‘I could have sworn the river was around here somewhere….’

A funny, charming and stirring comedy from the book by Paul Torday. Directed by Lasse Hallström, this movie features some great performances and incredible cinematography.

Investment consultant Harriet Chetwoode-Talbot (Emily Blunt)  has a problem. Her client, a wealthy Sheikh (Amr Waked, Syriana) is a keen salmon fisherman and wants to introduce the sport to the Yemen river so that his peers abroad can enjoy his hobby. Although well meaning and ‘visionary’, the Sheikh’s plan is immediately shot down by fisheries expert Alfred Jones (Ewan MacGregor) who is hired by Talbot to advise on the project and insists that it is absurd. But what the Sheikh lacks in sense he makes up for with money- and they hatch a massive development plan to make the conditions of the Yemen safe for salmon and thus advance the project. Will Alfred come around and take a chance, or will he return to ‘dull, pedestrian life’ and bossy wife (Rachael Stirling, Young Victoria)? And how will Harriet continue with her work when her soldier boyfriend goes MIA? The plot is further complicated by press assistant to the PM Patricia Maxwell (a very funny Kristen Scott Thomas) who is determined to move the project along in order to improve Anglo relations with the Middle East.

Salmon Fishing gives us approximately 107 minutes of thinly veiled metaphors- the salmon’s upstream struggle for example- but it’s difficult not to lap it all up and feel all the better for it. Sheikh Muhammed’s vision makes our two protagonists- and ourselves- wonder how often we go against the current, and how often we go with it. Patricia’s determination for good press coverage threatens to spoil the good intentions of the Sheikh’s project, and the private lives of Alfred and Harriet force them to become closer, under the knowing eye of the Sheikh, who himself has doubts in himself. It’s about making life better for yourself, even if it means taking risks.

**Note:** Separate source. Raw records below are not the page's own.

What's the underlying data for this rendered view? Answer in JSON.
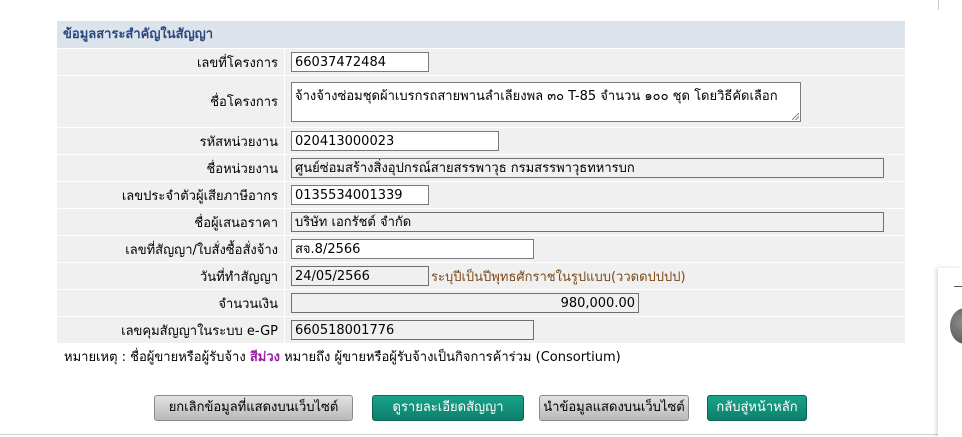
{
  "panel": {
    "title": "ข้อมูลสาระสำคัญในสัญญา",
    "fields": {
      "project_no": {
        "label": "เลขที่โครงการ",
        "value": "66037472484"
      },
      "project_name": {
        "label": "ชื่อโครงการ",
        "value": "จ้างจ้างซ่อมชุดผ้าเบรกรถสายพานลำเลียงพล ๓๐ T-85 จำนวน ๑๐๐ ชุด โดยวิธีคัดเลือก"
      },
      "agency_code": {
        "label": "รหัสหน่วยงาน",
        "value": "020413000023"
      },
      "agency_name": {
        "label": "ชื่อหน่วยงาน",
        "value": "ศูนย์ซ่อมสร้างสิ่งอุปกรณ์สายสรรพาวุธ กรมสรรพาวุธทหารบก"
      },
      "tax_id": {
        "label": "เลขประจำตัวผู้เสียภาษีอากร",
        "value": "0135534001339"
      },
      "bidder_name": {
        "label": "ชื่อผู้เสนอราคา",
        "value": "บริษัท เอกรัชต์ จำกัด"
      },
      "contract_no": {
        "label": "เลขที่สัญญา/ใบสั่งซื้อสั่งจ้าง",
        "value": "สจ.8/2566"
      },
      "contract_date": {
        "label": "วันที่ทำสัญญา",
        "value": "24/05/2566",
        "note": "ระบุปีเป็นปีพุทธศักราชในรูปแบบ(ววดดปปปป)"
      },
      "amount": {
        "label": "จำนวนเงิน",
        "value": "980,000.00"
      },
      "egp_no": {
        "label": "เลขคุมสัญญาในระบบ e-GP",
        "value": "660518001776"
      }
    }
  },
  "note": {
    "prefix": "หมายเหตุ : ชื่อผู้ขายหรือผู้รับจ้าง ",
    "highlight": "สีม่วง",
    "suffix": " หมายถึง ผู้ขายหรือผู้รับจ้างเป็นกิจการค้าร่วม (Consortium)",
    "highlight_color": "#9b1fa3"
  },
  "buttons": {
    "cancel": "ยกเลิกข้อมูลที่แสดงบนเว็บไซต์",
    "details": "ดูรายละเอียดสัญญา",
    "publish": "นำข้อมูลแสดงบนเว็บไซต์",
    "home": "กลับสู่หน้าหลัก"
  }
}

Despite the sometimes overly well-meaning story, the performances are superb all round, including some great smaller roles such as Alfred’s boss, the despised Bernard Sugden (Conleth Hill). MacGregor and Blunt make a very attractive couple and Scott Thomas provides a lot of laughs. The scenery is also incredible- with some great atmospheric shots of the Yemen and in Scotland. Overall, a great feel-good film for all ages.